Which Tree Produces Peppermint?
The Peppermint plant, with the scientific name Mentha x piperita, produces peppermint. The leaves can be ground into raw powder or extracted as an essential oil to produce supplements or food and cosmetic ingredients.
What Are The Top Scientific Research Topics For Peppermint?
Peppermint is of interest to researchers. Studies found online focus on ideas revolving around the plant as a therapeutic remedy and its composition and other uses. Below are the top scientific topics on peppermint:
- The effects of peppermint on exercise performance
- Peppermint and its functionality
- Therapeutic uses of peppermint
- Final report on the safety assessment of Mentha piperita
- Quantity and chemical composition of essential oil of peppermint (Mentha × piperita L.) leaves under different drying methods
- A review of the bioactivity and potential health benefits of peppermint tea (Mentha piperita L.)
- The effect of aromatherapy with peppermint essential oil on the anxiety of cardiac patients in the emergency department: A placebo-controlled study
- Peppermint and peppermint oil profile
- Investigation of the effects of peppermint (Mentha piperita) on the biochemical and anthropometric profile of university students
- The effects of peppermint and orange aromas on mood and task performance: A research study and process narration
Does Peppermint Help With Nausea?
Yes. A study by Carla Mohr et al. found that nausea and vomiting of two sets of hospitalized patients improved according to Edmonton Symptom Assessment Scale results taken 60 minutes after one group inhaled four drops of peppermint essential oil in a cotton ball. The other group underwent the aromatherapy session and opted for an antiemetic intervention also. However, the researchers noted that patients in the aromatherapy-only group reported a significant improvement in nausea and vomiting post-treatment than in the aromatherapy plus antiemetic group. The researchers stated the aromatherapy group improved from 5.34 to 2.00, while the aromatherapy and antiemetic group improved from 5.98 to 4.25.

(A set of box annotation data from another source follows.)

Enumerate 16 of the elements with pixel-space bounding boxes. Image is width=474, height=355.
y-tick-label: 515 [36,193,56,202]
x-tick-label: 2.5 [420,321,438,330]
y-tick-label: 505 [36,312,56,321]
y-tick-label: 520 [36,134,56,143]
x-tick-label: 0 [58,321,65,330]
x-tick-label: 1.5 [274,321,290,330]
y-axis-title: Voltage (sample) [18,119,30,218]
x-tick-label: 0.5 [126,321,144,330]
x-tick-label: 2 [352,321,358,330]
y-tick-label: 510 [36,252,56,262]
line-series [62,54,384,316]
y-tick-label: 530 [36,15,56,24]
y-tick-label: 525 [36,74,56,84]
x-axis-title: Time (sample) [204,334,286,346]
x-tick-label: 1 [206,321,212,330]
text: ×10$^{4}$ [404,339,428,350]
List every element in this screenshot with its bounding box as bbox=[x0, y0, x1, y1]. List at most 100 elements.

The researchers did not specify which component of peppermint was responsible for this nausea-alleviating effect, but a study by Pei Lin Lua et al. stated that it might be the herb’s menthyl acetate. Pei Lin Lua et al. noted that odors had been proven to affect mood and behavior due to olfactory molecules sending signals to the brain. According to Prashant Singh et al., nausea occurs when stimuli from the chemoreceptor trigger zone reach the brain, informing it to initiate the action.

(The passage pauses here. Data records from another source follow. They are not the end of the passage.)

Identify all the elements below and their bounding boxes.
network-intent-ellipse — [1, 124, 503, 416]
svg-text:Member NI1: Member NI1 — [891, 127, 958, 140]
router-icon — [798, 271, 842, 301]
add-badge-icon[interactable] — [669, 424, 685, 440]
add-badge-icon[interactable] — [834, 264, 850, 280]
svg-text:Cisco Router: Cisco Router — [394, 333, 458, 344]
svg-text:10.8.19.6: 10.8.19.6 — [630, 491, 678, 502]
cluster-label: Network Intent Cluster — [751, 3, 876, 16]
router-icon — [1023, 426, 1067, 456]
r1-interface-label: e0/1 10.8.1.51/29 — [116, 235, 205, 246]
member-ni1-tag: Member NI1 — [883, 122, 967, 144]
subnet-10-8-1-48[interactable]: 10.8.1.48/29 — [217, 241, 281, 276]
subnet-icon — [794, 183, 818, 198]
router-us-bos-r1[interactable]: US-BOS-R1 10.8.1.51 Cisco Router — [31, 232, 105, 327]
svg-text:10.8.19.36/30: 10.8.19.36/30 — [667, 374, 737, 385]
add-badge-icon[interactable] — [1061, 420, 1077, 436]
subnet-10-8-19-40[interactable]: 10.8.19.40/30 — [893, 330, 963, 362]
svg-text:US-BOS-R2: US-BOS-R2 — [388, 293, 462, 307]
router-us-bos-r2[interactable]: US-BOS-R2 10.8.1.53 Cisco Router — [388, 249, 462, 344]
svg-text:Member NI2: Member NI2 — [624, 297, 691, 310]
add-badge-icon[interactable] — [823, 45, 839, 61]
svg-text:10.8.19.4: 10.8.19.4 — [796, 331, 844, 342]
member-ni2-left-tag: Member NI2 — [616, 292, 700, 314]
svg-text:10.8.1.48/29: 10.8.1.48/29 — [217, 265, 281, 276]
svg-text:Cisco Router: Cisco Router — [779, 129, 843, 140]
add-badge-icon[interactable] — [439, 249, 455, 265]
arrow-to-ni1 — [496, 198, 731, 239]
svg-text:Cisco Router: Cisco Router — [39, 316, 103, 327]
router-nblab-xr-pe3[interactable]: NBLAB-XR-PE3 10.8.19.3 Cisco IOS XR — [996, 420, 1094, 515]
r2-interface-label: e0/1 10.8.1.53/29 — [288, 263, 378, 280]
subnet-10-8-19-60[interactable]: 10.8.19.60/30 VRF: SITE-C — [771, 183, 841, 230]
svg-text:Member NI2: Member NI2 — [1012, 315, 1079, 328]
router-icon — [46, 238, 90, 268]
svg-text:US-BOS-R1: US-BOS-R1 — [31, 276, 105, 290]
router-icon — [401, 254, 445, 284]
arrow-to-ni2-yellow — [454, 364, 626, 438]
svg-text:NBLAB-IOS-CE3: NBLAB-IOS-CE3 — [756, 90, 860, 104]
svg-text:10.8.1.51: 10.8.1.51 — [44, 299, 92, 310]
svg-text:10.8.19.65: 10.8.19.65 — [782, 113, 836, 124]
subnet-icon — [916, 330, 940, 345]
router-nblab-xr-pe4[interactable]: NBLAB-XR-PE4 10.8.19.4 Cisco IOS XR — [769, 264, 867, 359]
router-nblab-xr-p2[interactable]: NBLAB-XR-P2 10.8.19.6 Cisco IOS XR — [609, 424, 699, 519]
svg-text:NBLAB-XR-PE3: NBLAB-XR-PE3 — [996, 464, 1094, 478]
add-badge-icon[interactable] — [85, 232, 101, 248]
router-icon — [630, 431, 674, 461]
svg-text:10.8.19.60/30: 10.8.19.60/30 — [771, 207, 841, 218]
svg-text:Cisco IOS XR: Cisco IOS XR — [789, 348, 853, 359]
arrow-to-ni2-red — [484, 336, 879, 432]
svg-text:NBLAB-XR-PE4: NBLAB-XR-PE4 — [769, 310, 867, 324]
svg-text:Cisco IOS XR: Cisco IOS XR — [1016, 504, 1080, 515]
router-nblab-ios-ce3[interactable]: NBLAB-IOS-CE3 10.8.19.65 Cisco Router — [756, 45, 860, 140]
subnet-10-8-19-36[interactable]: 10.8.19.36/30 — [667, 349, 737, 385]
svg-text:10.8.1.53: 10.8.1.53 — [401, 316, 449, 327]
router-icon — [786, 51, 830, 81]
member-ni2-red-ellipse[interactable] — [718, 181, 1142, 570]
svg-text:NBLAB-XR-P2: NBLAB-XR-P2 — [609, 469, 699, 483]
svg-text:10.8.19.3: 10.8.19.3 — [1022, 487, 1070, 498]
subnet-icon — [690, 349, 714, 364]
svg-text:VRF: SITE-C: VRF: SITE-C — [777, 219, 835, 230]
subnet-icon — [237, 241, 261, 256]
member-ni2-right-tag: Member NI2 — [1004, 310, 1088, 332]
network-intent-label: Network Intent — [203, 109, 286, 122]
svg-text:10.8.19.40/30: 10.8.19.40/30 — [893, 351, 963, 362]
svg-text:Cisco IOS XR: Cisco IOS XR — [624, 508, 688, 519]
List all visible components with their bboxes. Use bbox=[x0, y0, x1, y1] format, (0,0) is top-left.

Is Peppermint Good For Anxiety?
Yes. A study by Abeer Abdelahim found that the anxiety levels of university students who drank a peppermint tea infusion of 250 mg in hot water 30 minutes before bedtime daily were reduced based on the State-Trait Anxiety Inventory results. From the baseline mean score of 42.3, the mean score went down to 39.82 after four weeks.

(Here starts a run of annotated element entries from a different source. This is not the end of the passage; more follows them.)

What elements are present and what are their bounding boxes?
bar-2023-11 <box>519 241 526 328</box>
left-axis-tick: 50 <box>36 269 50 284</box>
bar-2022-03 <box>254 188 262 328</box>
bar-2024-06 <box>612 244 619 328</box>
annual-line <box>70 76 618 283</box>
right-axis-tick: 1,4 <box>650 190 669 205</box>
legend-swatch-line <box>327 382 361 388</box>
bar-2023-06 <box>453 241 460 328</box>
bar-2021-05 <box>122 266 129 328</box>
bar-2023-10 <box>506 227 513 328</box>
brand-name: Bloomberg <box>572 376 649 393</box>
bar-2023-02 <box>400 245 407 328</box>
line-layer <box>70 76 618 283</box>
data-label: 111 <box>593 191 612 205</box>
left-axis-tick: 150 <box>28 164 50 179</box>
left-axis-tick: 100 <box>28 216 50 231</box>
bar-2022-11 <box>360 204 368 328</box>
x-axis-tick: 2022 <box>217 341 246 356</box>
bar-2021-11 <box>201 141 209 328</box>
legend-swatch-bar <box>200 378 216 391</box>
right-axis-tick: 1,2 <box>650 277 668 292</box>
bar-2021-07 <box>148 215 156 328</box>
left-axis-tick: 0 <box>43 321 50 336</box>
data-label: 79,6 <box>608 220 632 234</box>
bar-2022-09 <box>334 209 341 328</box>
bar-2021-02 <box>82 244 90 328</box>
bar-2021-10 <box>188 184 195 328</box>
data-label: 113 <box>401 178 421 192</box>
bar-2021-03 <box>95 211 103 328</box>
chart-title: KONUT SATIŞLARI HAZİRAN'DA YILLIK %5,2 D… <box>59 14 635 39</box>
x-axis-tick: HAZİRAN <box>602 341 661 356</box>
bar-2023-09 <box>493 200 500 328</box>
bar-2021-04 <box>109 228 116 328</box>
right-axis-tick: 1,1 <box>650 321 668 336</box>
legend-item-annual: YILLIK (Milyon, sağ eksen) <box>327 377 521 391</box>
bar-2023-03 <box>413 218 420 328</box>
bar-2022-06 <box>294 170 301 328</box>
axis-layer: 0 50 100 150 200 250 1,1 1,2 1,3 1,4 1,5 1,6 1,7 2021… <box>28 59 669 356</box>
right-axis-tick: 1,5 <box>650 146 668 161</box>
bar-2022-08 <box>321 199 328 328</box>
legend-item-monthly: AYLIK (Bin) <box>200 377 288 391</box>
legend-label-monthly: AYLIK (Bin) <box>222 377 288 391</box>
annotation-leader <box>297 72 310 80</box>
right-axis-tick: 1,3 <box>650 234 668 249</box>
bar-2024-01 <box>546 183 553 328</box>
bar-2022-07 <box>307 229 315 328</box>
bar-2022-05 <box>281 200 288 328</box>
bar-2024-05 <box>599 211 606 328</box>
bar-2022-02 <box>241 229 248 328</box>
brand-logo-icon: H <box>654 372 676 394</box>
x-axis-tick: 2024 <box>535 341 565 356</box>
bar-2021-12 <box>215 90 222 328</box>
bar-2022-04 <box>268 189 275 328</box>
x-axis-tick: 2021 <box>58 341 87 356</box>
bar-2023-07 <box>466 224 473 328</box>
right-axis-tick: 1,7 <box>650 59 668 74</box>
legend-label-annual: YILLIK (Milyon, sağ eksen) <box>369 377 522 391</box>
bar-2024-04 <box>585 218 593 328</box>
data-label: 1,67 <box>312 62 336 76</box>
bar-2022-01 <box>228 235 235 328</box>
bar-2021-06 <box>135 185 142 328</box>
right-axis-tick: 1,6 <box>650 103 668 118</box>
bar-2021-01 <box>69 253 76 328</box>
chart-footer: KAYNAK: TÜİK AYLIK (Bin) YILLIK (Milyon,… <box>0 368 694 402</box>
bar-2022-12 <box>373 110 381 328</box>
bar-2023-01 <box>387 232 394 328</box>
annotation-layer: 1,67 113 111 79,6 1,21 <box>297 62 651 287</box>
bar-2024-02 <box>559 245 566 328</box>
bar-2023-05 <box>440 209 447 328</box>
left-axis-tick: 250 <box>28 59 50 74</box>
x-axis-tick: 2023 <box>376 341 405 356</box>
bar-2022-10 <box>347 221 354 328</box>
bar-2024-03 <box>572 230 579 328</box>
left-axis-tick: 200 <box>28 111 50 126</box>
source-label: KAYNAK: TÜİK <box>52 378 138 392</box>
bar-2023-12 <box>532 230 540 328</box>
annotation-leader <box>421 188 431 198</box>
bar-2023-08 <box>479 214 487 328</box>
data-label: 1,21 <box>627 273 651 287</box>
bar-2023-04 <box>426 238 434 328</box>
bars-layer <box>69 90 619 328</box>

Another study by Mohsen Soleimani et al. found the anxiety levels of patients with acute coronary syndrome decreased significantly based on the Spielberger State-Trait Anxiety Inventory compared to the control group, 37.72 ± 10.41 as compared to the 42.62 ± 5.99, after they inhaled 100% peppermint essential oil in a cotton ball that was placed 20 cm from their nose for one hour. The researchers also found a significant decrease in anxiety levels after the intervention compared to before the treatment.